Allen Institute for AI Unveils OLMo: A Truly Open Source Large Language Model

Allen Institute for AI Unveils OLMo: A Truly Open Source Large Language Model

The Allen Institute for AI (AI2) has introduced OLMo, a large language model that boasts complete transparency in its design, training, and evaluation processes, making it a "truly open source" solution for companies building applications.

OLMo, along with its model code, weights, training code, data, and evaluation suite, allows users to delve into every aspect of its creation, providing unparalleled insight into its development. Built on the Dolma dataset, comprising three trillion tokens developed by AI2, OLMo comes in four sizes, each with around seven billion parameters, putting it in competition with other large language models like Meta's Llama 2-7B and Mistral's Mixtral 8x7B.

Founded by the late Microsoft co-founder Paul Allen, AI2 aims to empower academics and researchers by offering access to the full training aspects of OLMo, facilitating collective study of language models. The institute believes that this open approach not only reduces developmental redundancies but also contributes to the decarbonization of AI by enabling more efficient fine-tuning of models.

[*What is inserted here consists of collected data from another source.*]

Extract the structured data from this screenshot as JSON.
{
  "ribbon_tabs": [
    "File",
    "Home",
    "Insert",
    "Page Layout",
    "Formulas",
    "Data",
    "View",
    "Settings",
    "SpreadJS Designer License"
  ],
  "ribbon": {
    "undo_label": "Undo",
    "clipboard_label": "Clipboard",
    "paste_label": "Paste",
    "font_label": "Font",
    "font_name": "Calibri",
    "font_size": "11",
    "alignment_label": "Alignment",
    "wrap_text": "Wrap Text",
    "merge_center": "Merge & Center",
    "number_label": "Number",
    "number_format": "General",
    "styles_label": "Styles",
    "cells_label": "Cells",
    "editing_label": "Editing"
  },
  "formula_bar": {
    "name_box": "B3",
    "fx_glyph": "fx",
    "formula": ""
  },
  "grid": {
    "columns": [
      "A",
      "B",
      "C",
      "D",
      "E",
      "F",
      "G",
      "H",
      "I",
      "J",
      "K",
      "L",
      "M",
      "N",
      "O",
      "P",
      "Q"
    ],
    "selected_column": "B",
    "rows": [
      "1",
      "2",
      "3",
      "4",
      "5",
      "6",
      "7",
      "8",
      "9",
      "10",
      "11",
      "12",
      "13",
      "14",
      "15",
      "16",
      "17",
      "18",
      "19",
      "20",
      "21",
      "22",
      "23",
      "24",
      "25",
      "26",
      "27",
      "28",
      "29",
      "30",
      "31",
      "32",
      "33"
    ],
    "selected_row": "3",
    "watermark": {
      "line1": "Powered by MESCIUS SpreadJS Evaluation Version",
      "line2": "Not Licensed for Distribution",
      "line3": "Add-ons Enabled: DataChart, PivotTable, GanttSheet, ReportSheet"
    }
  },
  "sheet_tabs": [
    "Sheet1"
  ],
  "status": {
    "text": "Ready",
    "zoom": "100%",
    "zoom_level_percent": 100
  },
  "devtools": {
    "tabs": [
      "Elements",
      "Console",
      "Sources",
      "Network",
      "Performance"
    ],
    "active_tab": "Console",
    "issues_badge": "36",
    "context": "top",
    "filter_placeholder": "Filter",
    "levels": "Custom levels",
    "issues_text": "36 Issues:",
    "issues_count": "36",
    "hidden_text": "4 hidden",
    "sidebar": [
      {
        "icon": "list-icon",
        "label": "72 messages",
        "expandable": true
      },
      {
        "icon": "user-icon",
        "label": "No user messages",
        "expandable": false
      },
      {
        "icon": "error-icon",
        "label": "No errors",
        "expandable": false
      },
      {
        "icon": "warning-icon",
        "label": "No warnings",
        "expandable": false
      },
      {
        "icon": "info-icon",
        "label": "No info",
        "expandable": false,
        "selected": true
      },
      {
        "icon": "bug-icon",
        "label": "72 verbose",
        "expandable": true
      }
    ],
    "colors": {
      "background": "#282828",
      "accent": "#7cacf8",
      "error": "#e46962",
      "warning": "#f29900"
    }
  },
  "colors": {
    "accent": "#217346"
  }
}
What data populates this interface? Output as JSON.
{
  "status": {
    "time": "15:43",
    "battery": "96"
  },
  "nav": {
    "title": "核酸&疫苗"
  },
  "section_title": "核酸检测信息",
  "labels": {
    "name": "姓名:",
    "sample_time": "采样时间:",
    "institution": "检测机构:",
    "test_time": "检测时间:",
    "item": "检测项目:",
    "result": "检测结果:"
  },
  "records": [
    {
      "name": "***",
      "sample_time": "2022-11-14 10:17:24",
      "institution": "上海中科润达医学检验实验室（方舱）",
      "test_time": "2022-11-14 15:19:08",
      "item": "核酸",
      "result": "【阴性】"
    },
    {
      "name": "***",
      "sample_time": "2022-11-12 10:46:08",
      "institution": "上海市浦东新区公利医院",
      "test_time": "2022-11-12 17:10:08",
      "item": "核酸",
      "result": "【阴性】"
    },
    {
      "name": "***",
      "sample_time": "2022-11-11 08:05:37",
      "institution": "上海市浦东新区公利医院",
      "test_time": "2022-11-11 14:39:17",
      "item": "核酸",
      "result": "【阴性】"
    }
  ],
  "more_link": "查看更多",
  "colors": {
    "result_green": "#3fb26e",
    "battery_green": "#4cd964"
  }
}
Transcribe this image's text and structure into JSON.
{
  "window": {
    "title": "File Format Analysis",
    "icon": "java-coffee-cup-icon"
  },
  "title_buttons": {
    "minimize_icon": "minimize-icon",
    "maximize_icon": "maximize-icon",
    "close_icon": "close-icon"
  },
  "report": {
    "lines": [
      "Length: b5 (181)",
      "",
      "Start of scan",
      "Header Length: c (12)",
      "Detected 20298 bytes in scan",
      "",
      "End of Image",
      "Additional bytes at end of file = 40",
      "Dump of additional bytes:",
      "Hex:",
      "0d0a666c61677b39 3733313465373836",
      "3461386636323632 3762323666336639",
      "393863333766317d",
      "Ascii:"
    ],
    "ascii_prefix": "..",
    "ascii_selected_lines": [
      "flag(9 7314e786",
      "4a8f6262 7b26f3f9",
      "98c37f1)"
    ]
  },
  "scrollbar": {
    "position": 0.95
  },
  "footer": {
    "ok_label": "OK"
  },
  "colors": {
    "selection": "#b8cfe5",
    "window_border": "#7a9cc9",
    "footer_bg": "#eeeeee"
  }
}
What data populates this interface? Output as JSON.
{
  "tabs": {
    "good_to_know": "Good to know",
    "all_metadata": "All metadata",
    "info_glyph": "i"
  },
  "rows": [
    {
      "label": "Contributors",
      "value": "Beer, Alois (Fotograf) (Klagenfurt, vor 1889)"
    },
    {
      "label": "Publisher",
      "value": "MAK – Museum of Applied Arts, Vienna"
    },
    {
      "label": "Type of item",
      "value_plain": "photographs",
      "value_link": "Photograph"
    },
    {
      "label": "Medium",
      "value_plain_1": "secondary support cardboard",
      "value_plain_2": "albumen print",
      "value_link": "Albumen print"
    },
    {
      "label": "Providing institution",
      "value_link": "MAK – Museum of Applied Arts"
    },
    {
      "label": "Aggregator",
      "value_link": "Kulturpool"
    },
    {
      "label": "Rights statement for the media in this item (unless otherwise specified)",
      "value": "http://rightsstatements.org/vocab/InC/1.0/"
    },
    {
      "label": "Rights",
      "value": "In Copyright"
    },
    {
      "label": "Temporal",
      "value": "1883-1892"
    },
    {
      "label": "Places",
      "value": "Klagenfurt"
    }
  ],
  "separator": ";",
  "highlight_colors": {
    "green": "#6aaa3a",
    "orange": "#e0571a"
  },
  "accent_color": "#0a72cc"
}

In addition to enhancing the rate at which researchers can work by eliminating the need for qualitative assumptions about model performance, OLMo's transparency aligns with the growing trend of openness in the AI community. While big names like Meta have pledged to open-source their AI systems, disputes among AI experts persist regarding the definition of a truly open AI model.

Eric Horvitz, Microsoft's chief scientific officer and a founding member of AI2's Scientific Advisory Board, expressed enthusiasm for OLMo's release, highlighting the value of community-driven open-source initiatives in shaping the future of AI.

Alongside OLMo, AI2 also introduced Paloma, a benchmark for evaluating open language models across various natural language processing tasks. Paloma's versatility extends to testing models in diverse domains, from niche artist communities to Reddit forums on mental health, offering a comprehensive evaluation tool for researchers and developers.

Companies seeking access to OLMo's pretraining dataset, Dolma, comprising three trillion tokens from web content, academic publications, and books, can do so for commercial applications via the Hugging Face Hub. This extensive dataset further enhances OLMo's applicability across a wide range of domains and applications, solidifying its position as a groundbreaking advancement in the field of open-source AI.